Maira Bes-Rastrollo ist eine renommierte spanische Wissenschaftlerin und Professorin für Präventivmedizin und öffentliche Gesundheit an der Universität Navarra.

Sie gilt als eine der weltweit führenden Expertinnen auf dem Gebiet der Ernährungs-Epidemiologie, insbesondere im Hinblick auf die Auswirkungen von hochverarbeiteten Lebensmitteln (Ultra-processed foods, UPFs) – oft auch als "Convenience Food" bezeichnet – auf die Gesundheit.

Hier ist eine Zusammenfassung ihrer wichtigsten Erkenntnisse und Tätigkeiten:

1. Forschungsschwerpunkt: Das SUN-Projekt

Bes-Rastrollo ist eine der Hauptverantwortlichen für das SUN-Projekt (Seguimiento Universidad de Navarra), eine groß angelegte Langzeitstudie mit über 22.000 Teilnehmern, die seit 1999 läuft.

Diese Studie untersucht den Zusammenhang zwischen der mediterranen Ernährung, dem Lebensstil und chronischen Krankheiten.

2. Erkenntnisse zum Thema "Convenience Food" (Ultra-processed Foods)

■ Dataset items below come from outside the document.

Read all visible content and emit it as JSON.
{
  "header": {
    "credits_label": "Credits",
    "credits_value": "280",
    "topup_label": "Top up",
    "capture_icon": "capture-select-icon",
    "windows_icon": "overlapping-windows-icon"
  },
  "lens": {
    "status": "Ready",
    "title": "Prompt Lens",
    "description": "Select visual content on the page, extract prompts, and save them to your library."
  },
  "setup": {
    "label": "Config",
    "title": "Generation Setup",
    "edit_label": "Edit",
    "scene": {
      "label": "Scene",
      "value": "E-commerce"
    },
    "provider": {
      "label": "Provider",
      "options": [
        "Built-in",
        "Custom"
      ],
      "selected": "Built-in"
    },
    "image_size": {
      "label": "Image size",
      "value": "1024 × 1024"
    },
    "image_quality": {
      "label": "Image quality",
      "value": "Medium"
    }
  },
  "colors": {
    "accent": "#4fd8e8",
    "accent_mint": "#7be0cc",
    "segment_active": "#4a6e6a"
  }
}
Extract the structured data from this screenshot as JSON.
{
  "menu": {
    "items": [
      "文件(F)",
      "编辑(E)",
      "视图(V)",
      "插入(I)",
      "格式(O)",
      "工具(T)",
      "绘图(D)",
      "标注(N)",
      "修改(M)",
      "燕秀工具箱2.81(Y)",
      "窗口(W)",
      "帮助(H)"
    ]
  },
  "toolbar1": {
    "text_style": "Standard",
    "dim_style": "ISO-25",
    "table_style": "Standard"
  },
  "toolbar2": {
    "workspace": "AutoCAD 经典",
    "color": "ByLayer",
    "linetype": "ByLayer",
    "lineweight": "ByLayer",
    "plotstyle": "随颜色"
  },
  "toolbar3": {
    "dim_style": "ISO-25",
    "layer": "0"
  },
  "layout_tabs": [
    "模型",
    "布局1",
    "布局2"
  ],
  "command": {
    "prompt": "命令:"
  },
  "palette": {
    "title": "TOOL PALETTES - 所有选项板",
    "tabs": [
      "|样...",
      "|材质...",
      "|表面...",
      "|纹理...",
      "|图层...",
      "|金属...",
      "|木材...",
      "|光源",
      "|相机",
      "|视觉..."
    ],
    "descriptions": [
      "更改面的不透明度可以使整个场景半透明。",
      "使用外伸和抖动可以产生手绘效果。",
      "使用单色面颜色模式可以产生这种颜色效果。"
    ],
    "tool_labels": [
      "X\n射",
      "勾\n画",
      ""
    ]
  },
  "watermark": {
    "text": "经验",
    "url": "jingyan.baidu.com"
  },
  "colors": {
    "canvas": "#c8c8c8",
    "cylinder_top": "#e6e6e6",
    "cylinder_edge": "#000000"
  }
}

Ihre Forschung hat maßgeblich dazu beigetragen, die Gefahren von industriell hergestellten Fertigprodukten wissenschaftlich zu belegen. Unter "Convenience Food" versteht sie in ihren Studien vor allem hochverarbeitete Produkte (nach der NOVA-Klassifikation), die Zusatzstoffe wie Emulgatoren, Farbstoffe und künstliche Aromen enthalten.

Ihre Studien zeigen deutliche Korrelationen zwischen hohem Konsum dieser Lebensmittel und:

  • Erhöhte Sterblichkeit: Eine ihrer bekanntesten Studien (veröffentlicht im British Medical Journal) ergab, dass der Konsum von mehr als vier Portionen hochverarbeiteter Lebensmittel pro Tag mit einem um 62 % höheren Risiko für Gesamtmortalität verbunden ist.
  • Adipositas und Bluthochdruck: Sie konnte nachweisen, dass "Convenience"-Produkte das Risiko für Übergewicht und Hypertonie massiv erhöhen, unabhängig von der Kalorienmenge, da sie das Sättigungsgefühl stören.
  • Depressionen: Neuere Forschungen ihrer Gruppe deuten darauf hin, dass eine Ernährung, die reich an Fertigprodukten ist, auch das Risiko für psychische Erkrankungen wie Depressionen steigern kann.
  • Zusammenhang mit Parkinson: Aktuelle Daten (2025/2026) weisen darauf hin, dass bestimmte Inhaltsstoffe in Fertiggerichten sogar Frühsymptome von Parkinson begünstigen könnten.

3. Definition und Warnung

Maira Bes-Rastrollo warnt davor, dass Convenience Food "hyper-palatabel" (extrem schmackhaft) gemacht wird, um den Konsum zu fördern, während gleichzeitig wichtige Nährstoffe und Ballaststoffe fehlen.

Sie plädiert in internationalen Fachzeitschriften (wie The Lancet) für strengere politische Maßnahmen:

  • Steuern auf ungesunde Fertigprodukte.
  • Werbeverbote für hochverarbeitete Lebensmittel.
  • Förderung der mediterranen Diät, die auf frischen, unverarbeiteten Lebensmitteln basiert.

4. Akademisches Profil

  • Position: Professorin an der Universität Navarra und Forscherin am Instituto de Investigación Sanitaria de Navarra (IdiSNA) sowie bei CIBEROBN (einem spanischen Exzellenznetzwerk für Adipositasforschung).
  • Publikationen: Sie hat über 400 wissenschaftliche Artikel veröffentlicht und gehört laut Web of Science zu den meistzitierten Forschern weltweit ("Highly Cited Researcher").